Enbridge Inc. has given closing arguments in support of the reversal project for its Line 9 oil pipeline between Ontario and Quebec, and in a show of how rancorous the regulatory proceedings became, it was forced to do so in writing.
That is because the National Energy Board shut down the final oral portion of the hearing into the project in Toronto on Oct. 18, fearing for participants’ safety as protesters became disruptive.
The 10-day proceeding was antagonistic, especially for a project in which little in the way of new facilities will be needed to allow crude oil to flow to Montreal from Sarnia, Ont., through a pipeline constructed in the 1970s.
However, such demonstrations have been growing as environmental groups target pipelines as a way to hammer home their message that oil sands development has to be halted to fight global warming and as worries grow about ruptures and spills.
“We’ve had many instances where, just for the sake of efficiency – sometimes we just run out of time – it has been done in writing,” NEB spokeswoman Carole Léger-Kubeczek said. “But I have to say in this instance, the major factor was the elevated security risk. There would be too many disruptions to allow us to proceed with the reply anyway.”
Enbridge aims to ship 300,000 barrels a day of crude from Western Canada to refineries in Quebec by reversing the flow direction of the pipeline, a move aimed at giving the refiners access to more affordable domestic supplies.
Following a reversal of the line in the late 1990s, the plants, run by Suncor Energy Inc. and Valero Energy Corp., are now mostly captive to pricier imported oil.
However, growing public concern over pipeline safety following such incidents as Enbridge’s devastating Line 6B rupture in Michigan in 2010, which spilled more than 20,000 barrels of oil into the Kalamazoo River system, has stoked vocal opposition.
The board will now take 12 weeks to weigh evidence before making a decision on whether to approve the reversal.
During the hearing, intervenors, including green groups, First Nations, landowner associations and the Ontario Ministry of Energy, questioned the financial forecasts tied to the proposal, demanded more intensified high-pressure testing of the pipeline and urged the NEB to require Enbridge have at least $1-billion (U.S.) of insurance.
“The NEB has heard loud and clear that there’s more work that needs to be done before they can make a decision on this project, and we hope they’ll listen,” said Gillian McEachern, campaigns director for Environmental Defence, one of the opponents.
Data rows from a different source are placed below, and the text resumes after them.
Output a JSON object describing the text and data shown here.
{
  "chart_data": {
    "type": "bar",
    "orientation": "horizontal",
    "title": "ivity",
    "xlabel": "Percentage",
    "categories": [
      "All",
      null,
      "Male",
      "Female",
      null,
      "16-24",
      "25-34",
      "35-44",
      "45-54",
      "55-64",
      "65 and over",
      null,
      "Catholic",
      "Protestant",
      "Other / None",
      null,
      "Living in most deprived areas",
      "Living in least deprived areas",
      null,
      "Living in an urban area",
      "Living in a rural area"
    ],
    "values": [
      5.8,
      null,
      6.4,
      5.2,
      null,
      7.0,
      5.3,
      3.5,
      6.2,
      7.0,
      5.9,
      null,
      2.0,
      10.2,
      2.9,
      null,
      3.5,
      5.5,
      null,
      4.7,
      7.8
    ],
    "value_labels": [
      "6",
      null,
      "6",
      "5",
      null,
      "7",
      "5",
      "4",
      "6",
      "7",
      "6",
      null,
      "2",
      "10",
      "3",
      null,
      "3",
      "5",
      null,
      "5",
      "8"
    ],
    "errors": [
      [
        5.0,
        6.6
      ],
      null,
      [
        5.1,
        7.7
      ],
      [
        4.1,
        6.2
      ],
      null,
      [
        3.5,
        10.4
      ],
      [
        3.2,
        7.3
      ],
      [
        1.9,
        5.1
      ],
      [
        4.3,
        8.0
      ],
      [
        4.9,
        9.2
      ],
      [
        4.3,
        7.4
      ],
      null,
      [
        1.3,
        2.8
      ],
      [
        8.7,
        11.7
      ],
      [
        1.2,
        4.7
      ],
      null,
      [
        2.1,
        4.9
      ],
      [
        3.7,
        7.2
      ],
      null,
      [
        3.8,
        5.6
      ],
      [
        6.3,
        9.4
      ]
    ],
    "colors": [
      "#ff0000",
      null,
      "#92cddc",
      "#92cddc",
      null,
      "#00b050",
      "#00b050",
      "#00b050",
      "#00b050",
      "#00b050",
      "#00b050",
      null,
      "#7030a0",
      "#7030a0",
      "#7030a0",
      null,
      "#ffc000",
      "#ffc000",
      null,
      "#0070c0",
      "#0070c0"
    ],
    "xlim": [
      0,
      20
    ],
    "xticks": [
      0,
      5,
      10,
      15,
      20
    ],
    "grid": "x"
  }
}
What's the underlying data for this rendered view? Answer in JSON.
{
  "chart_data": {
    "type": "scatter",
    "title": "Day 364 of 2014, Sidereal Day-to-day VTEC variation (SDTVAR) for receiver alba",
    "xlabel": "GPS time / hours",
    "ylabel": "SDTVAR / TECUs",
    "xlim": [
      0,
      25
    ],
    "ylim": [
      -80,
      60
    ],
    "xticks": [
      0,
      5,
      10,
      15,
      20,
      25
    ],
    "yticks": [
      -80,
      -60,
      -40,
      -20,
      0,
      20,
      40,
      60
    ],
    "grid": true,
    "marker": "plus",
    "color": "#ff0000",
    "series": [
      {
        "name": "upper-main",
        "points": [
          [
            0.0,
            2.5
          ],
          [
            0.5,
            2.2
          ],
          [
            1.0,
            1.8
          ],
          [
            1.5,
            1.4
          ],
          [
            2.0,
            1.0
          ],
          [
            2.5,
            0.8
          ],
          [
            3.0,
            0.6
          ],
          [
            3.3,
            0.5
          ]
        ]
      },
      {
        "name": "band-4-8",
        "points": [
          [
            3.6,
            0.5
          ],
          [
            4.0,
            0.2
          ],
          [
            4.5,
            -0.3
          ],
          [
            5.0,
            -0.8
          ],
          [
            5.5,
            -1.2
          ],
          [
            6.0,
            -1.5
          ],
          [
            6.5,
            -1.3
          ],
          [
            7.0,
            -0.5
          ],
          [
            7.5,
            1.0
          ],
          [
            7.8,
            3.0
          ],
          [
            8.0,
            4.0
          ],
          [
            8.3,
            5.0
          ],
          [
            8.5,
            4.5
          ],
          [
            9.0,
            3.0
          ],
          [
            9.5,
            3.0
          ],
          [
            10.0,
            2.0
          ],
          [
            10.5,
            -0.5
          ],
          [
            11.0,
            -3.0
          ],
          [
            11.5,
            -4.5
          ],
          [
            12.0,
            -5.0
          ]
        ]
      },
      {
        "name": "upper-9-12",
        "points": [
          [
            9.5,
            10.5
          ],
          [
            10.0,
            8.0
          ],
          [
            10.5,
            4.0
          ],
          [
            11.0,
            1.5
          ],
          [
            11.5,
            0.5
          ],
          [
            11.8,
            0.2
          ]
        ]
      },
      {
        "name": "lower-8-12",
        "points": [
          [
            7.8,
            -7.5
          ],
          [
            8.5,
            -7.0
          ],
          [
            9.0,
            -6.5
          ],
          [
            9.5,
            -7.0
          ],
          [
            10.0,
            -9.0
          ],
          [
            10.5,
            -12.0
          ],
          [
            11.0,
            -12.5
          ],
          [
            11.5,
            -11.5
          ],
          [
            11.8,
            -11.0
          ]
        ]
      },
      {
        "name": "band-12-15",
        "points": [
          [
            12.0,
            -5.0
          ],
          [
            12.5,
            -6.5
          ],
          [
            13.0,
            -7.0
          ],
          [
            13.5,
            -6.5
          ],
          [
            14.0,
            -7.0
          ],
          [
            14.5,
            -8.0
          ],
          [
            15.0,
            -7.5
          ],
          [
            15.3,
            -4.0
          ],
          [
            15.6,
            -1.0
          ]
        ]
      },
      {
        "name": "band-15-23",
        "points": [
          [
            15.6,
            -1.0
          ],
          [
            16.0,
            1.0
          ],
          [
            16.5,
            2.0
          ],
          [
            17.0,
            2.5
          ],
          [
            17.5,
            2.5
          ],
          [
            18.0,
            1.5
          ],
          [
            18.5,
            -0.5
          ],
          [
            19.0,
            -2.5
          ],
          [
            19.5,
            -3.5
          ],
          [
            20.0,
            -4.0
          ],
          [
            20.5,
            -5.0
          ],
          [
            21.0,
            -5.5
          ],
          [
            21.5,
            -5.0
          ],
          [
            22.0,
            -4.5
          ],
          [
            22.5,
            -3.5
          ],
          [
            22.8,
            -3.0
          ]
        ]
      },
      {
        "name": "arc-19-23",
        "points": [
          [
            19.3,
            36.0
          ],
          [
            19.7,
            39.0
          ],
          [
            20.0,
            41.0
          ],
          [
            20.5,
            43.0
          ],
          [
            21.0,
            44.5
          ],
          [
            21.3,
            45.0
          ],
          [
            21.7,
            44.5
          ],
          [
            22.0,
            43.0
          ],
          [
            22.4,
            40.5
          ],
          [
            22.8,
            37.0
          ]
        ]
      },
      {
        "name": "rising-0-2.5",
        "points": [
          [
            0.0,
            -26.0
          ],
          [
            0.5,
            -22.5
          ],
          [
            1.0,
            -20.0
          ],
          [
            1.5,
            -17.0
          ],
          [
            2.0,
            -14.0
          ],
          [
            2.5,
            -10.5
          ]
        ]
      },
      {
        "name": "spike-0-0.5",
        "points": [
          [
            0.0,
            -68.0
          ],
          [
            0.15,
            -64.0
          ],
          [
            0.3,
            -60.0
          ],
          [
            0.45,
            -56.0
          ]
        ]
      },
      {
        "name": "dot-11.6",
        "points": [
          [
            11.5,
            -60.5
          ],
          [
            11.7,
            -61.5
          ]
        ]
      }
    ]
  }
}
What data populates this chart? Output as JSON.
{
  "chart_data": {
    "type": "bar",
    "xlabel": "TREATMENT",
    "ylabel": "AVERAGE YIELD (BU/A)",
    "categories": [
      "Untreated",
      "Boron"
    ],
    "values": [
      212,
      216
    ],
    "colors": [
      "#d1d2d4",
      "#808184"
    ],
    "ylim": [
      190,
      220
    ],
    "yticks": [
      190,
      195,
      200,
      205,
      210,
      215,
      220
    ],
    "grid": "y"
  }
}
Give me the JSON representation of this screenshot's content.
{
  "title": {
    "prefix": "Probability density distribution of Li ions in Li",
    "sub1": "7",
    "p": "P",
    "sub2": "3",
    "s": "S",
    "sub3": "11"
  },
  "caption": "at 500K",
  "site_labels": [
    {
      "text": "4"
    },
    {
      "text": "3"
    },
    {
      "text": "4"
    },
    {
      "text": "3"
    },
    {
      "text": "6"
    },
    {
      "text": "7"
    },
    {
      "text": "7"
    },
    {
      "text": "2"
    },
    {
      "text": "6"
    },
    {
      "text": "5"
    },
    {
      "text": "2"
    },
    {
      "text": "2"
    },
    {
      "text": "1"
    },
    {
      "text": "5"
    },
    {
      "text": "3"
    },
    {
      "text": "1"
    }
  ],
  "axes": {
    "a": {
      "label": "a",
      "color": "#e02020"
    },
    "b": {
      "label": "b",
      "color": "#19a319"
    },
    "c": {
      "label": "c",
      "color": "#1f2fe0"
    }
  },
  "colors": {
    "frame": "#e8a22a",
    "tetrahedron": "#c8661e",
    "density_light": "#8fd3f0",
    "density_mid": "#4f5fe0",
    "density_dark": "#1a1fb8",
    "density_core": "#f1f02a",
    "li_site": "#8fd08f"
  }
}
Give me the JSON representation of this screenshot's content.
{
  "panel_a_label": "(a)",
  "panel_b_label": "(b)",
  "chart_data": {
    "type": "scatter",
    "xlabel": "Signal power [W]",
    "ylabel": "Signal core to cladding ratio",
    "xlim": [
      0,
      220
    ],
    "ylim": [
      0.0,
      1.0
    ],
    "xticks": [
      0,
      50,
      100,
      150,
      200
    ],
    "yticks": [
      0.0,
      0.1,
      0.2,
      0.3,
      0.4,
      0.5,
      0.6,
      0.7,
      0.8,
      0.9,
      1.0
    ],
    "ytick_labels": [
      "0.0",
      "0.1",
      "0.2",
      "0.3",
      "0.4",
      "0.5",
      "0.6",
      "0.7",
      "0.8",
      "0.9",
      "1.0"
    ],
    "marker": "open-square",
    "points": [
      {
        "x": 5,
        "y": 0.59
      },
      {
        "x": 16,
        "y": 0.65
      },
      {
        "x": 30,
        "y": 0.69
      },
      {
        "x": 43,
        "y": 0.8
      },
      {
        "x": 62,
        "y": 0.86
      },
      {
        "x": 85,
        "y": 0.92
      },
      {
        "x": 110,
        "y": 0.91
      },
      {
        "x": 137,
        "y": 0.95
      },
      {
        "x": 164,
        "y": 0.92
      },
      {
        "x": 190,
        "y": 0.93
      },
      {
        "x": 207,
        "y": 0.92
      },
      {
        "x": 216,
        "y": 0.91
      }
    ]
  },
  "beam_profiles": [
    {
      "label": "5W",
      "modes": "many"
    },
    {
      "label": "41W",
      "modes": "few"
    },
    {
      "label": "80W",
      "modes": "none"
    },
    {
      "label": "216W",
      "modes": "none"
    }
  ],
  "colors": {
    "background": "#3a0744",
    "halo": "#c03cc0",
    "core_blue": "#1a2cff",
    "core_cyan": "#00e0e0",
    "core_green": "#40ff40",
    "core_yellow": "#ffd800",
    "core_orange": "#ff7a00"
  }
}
One of the problems, she said, is the lack of an environmental assessment for the project, especially for a three-decade-old pipeline.
In its final submission, Enbridge argued that repeat high-pressure testing on the line before start-up should be rejected in favour of in-line inspection tools. In regard to insurance, it pointed out that the recent throne speech included the federal government’s intention to increase required liability insurance for pipeline companies.
Leon Zupan, chief operating officer for Enbridge’s liquids pipelines division, said his company’s projects have become a major part of the overall debate over development of the oil sands.
Mr. Zupan stressed Enbridge has made strides since the Michigan spill to seek out and employ the most advanced inspection, pipeline integrity and emergency response technology.
That includes a program now under way to dig up sections of Line 9, a pipeline first built during the oil-embargo era of the 1970s to ensure Quebec had access to domestic supply.
“The way we’ve approached internal inspection technology is we want the most reliable technology available so that we don’t have a bunch of surprises, and we know that the tools that we’ve run have very high levels of reliability,” Mr. Zupan said. “As a result we haven’t seen any issues associated with the line that haven’t already been confirmed with the (in-line inspection) technology that we’ve run.”